Well Coppola in interviews says he didn't like Michael being looked on as a hero in the first film and wanted to basically destroy him.


But then he makes Vito , also a criminal into a hero so go figure.

reply

Michael is able to keep the business side of it alive but fails to make it a stable family. The whole part three is about him trying to repent the terrible things he's done. Vito Don Corleone always put his family first.

reply

I've always viewed this as intentional by Coppola. One of the great things about Part II is the juxtaposition of the two stories being told - Vito's rise to a respected Don alongside Michael's fall from one.

reply

There are three ways to maintain loyalty in underlings: fear, financial reward, and personal friendship, with friendship being the least stable and reliable strategy.
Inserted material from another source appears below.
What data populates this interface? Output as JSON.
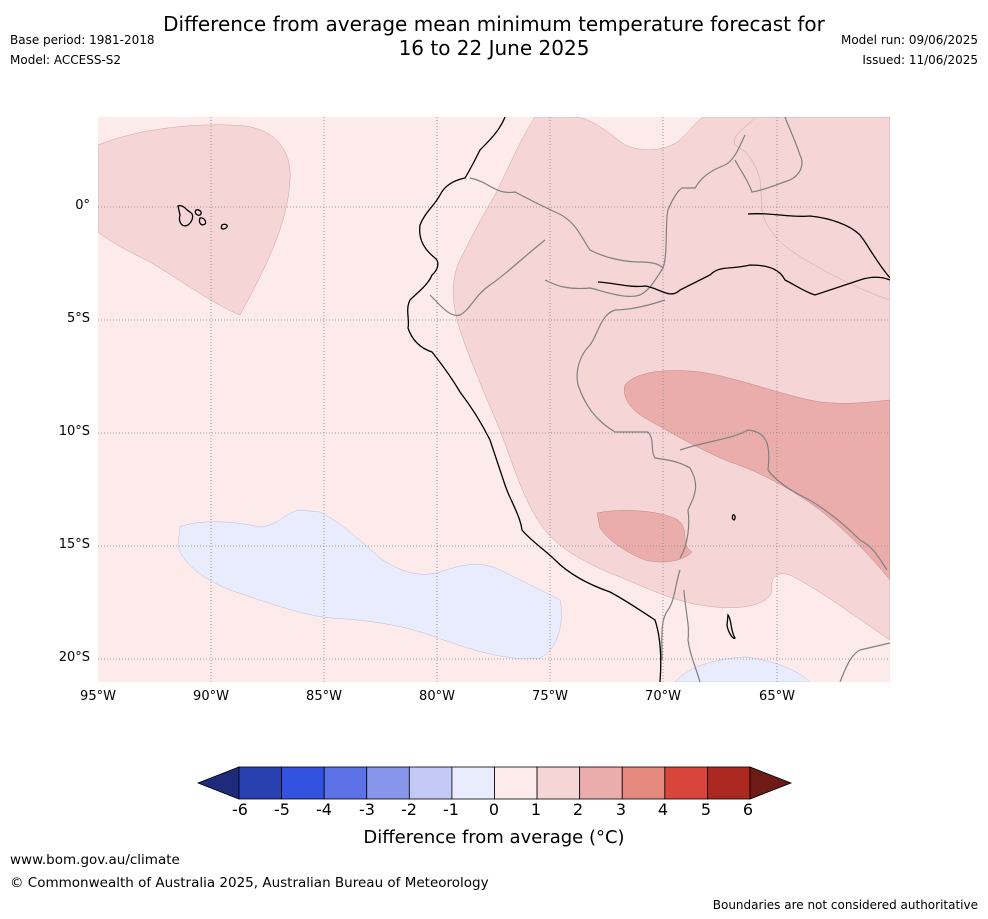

Michael figured out early on that personal friendship takes a back seat to the other two, so he didn't bother cultivating close personal ties with most of the people who worked for him. Carrot for the loyal and stick for the disloyal worked just fine for him.

reply

You don't just dispense carrots and sticks afterwards, as if they had no effect on loyalty or lack thereof. And those relationships that Michael rejected, were what made Vito so successful.

reply

I'd argue that everything listed in the OP is what made Michael NOT such a great Don. He's been the unquestioned boss about three years at the start of this movie, and already he's facing a huge insurrection that ends with several of his top men dead (Rocco and Frankie) or in jail (Willi Cicci), his own brother sleeping with the fishes, and the remaining members of his family completely estranged from him. On top of that, he's also responsible for the SUPER high profile assassination of a rival Mafioso-- isn't Rocco's name on the board at the senate hearings? The same guy who later blows away another guy in front of a BUTT TON of cameras? I know that Tom would probably be able to wrangle a plausible deniability defense and Michael would never see the inside of a courtroom, but, that was one sloppy hit, and a potentially huge risk for the family.

Vito held it together for about a quarter century. Michael got a third of a decade. I'd say Mikey dropped the ball big time.

reply

Except that by the end of the film all his enemies are dead and he has defeated the senate hearings. Yes, absolutely his personal life is a shambles and it's largely of his own doing, but it was all at the expense of business, which we can see by the time of GFIII, has far outdone all his former peers and even his own father. That's the difference between the two men, Vito paid equal attention to his family and the business, and did well in both, whereas Michael neglected one at the expense of the other, with predictable results.